Az çok, hemen her (belirleyici) şeyde olduğu gibi insanımız "selamın en 'tam'/'iyi' şekli..." benzeri hadisi yanlış anlamıştır; en başta
hadise nasıl yaklaşılır bilmemektedir.
Tek tek hadislere (tevhidi nazarın icaplarından olarak) amel, prensip, meli-malı bina edilmeyeceğini, ediliverilmeyeceğini bilmemektedir. bu prensib çok sebeblere dayanır. (osmanlıda neden topluma herşey çeviri şeklinde belletilmemesinin hikmetinden giriş sadedinde bahsettiğim mesajım "çınlasın").
"selamın güzeli" ile ilgili sözlerde kasıt şöyle anlaşılırsa yanlış olmaz: "rahmet, bereket, selam" yani birkaç önemli sözü birleştirerek sleamın unsurlarının 'hepsinin' olduğu selam demektir... buna "cemmi" veya "kemmi selam" diyelim.
ama insanlara ne emredilendir, ne de daha faziletli olduğu için tercih ediniz denilmiştir, böyle bir ima da yoktur... bunun en yakın delili, 7/24 bunu uygulamaya sokmamışlardır. sadece selamların veriliş şekillerinin sayısını arttıran bir başka selam olarak toplumda, zihinlerde yer etmiştir. (nerdeyse amaç budur. kimisi uzun vermek içinden gelir, zaman zaman gelebilecektir, uzun selamlık bir numune artık belli olmuştu "selamın en 'güzeli' " ile.)
en kullanılır olan, yani
revaçta olan, en uzun olan değildir, değildi de. kaldı ki
ümmete beyan ediyorum ki öyle verin diye hadis i şerif yoktur.. Tekrar ediyoruz, hadisler tüm zaman ve sözlere yerlere dair değldir, ki basit bir düşünce ile: neden o uzun selamı vermek
illa ve hep iyi olsun ki, öyle osla peygamber hep öyle verirdi.
insanlar hadisleri yeri gelmiş, doğru bir çerçeveyle zihin duvarına da asamamıştır, mefhum sürekli önünde bulunduğu için, raflayamadığı için, "kategorize edemediği" için, ne yapacağını da şaşırmıştır. hatta zaman zaman şaşırırken tatsız da hissetmiş, hafif sıkılmıştır...

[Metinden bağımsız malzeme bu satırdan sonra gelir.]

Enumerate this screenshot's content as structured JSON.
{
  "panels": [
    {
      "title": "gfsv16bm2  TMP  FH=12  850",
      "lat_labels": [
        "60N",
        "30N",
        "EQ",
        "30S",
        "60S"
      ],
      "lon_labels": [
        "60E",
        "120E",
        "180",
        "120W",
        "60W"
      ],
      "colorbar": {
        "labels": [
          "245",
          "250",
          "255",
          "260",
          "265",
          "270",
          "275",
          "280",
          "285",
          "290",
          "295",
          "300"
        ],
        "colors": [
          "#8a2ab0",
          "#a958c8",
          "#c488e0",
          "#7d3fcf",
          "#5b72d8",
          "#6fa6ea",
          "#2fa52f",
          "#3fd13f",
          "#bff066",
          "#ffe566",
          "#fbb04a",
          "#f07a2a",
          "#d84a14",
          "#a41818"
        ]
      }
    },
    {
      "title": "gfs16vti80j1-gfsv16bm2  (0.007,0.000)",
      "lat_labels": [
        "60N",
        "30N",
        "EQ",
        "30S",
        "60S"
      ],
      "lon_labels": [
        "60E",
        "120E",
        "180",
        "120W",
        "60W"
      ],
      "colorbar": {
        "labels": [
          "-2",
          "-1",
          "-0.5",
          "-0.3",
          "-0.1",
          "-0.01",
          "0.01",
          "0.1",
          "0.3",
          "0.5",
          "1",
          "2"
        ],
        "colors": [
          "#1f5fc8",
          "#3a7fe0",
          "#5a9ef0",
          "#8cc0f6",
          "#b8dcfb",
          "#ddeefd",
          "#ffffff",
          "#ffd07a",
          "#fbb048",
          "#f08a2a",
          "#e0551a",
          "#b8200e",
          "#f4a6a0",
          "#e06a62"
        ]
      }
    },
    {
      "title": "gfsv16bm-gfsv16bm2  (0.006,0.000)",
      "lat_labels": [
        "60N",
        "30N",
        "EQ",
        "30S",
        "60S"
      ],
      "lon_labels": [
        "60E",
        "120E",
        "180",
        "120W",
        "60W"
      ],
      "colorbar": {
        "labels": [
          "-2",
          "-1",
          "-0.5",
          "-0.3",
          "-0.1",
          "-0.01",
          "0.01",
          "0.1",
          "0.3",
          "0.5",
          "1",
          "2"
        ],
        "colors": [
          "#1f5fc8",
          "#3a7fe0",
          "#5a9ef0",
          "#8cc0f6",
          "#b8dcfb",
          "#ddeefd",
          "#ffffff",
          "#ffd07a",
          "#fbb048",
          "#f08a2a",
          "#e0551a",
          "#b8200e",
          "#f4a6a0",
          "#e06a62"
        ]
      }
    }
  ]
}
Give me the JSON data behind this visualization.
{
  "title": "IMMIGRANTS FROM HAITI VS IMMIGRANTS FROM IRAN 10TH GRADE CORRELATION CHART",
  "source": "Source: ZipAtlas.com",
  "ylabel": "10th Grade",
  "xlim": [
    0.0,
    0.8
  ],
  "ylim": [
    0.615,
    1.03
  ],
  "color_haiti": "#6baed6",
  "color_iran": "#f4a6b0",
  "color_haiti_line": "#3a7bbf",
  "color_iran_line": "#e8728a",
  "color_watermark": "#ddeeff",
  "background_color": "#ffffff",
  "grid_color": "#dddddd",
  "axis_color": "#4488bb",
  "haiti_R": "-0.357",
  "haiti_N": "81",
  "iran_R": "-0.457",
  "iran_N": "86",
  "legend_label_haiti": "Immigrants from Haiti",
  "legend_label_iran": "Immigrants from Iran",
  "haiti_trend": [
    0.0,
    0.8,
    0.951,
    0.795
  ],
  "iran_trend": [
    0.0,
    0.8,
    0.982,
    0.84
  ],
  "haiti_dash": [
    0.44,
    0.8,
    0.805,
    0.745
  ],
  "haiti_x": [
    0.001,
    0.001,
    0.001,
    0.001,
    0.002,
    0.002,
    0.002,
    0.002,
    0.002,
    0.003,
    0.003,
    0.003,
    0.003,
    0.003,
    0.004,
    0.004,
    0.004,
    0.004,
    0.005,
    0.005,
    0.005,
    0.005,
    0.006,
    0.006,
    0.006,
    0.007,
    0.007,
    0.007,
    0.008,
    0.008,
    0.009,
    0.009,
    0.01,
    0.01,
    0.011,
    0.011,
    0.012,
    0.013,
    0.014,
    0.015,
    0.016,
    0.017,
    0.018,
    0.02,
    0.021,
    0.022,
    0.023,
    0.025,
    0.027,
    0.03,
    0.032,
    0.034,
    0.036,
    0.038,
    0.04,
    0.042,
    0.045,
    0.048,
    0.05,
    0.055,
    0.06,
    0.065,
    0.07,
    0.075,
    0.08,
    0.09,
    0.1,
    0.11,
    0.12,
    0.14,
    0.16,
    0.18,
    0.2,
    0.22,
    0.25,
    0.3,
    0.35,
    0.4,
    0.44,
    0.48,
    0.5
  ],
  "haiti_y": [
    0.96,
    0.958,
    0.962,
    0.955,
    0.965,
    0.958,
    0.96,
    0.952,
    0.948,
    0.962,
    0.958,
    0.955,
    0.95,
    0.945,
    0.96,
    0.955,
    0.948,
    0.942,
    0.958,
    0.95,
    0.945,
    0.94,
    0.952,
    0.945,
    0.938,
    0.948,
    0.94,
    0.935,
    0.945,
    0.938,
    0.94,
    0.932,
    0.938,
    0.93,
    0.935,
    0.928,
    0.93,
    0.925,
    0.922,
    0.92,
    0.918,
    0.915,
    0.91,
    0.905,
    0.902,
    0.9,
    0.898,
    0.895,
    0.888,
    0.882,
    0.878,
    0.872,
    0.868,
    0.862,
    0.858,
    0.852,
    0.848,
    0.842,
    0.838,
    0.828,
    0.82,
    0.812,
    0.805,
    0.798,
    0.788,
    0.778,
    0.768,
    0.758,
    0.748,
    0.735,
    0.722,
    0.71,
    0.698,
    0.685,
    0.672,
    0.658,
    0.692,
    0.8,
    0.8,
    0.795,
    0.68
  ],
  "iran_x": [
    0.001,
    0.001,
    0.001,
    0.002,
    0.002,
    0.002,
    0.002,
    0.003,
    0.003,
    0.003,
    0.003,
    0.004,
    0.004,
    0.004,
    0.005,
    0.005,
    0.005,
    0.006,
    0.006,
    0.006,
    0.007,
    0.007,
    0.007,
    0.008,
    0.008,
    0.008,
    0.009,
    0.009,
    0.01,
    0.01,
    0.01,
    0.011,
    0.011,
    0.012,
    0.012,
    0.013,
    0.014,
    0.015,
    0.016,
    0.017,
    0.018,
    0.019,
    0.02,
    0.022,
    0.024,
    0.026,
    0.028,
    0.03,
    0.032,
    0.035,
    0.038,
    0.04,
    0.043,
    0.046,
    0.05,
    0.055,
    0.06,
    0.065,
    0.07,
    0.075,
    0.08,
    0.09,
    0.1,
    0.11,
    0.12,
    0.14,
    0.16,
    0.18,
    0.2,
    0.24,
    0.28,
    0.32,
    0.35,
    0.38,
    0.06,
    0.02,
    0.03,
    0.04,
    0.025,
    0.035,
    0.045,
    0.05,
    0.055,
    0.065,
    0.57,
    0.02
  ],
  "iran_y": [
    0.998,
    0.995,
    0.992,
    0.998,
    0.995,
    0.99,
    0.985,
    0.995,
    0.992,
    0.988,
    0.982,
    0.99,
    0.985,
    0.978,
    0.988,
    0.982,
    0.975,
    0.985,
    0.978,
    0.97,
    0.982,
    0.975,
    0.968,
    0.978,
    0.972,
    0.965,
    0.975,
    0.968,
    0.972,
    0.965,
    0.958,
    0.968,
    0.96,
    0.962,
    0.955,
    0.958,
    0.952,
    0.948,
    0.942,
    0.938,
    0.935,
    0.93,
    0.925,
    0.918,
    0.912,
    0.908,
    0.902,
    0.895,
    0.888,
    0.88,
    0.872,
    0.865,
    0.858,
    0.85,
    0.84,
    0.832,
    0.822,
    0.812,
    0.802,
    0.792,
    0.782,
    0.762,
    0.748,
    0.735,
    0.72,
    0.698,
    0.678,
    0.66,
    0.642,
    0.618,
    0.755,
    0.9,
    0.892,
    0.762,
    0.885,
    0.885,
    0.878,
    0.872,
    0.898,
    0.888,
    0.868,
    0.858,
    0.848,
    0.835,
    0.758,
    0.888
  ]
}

"selam" diye kullanırken, içinde "üzerineze olsun" yoksa yoktur, bereket rahmet sözü yoksa yoktur, fakat selamda amaç selamdır; süslü, "şovlu" olması değildir, bu söyledğim yukarıdaki vakalarla anlam kazanır. abartmayınız!
* * *
Şuracıkta insana siz (selam verse de vermese de) mizacınızı oynayacaksınız. Kimse selamı sözle sadece mecbur hissedip diye vermesin öyleyse. (Gerçi herkes bu nedenler, pratik nedenler ve daha başka nedenlerle zaten
"selam" sözü kullanmıyorlar. ama şşt çaktırmayın ha! ... ).
alan dostlara, vesselam!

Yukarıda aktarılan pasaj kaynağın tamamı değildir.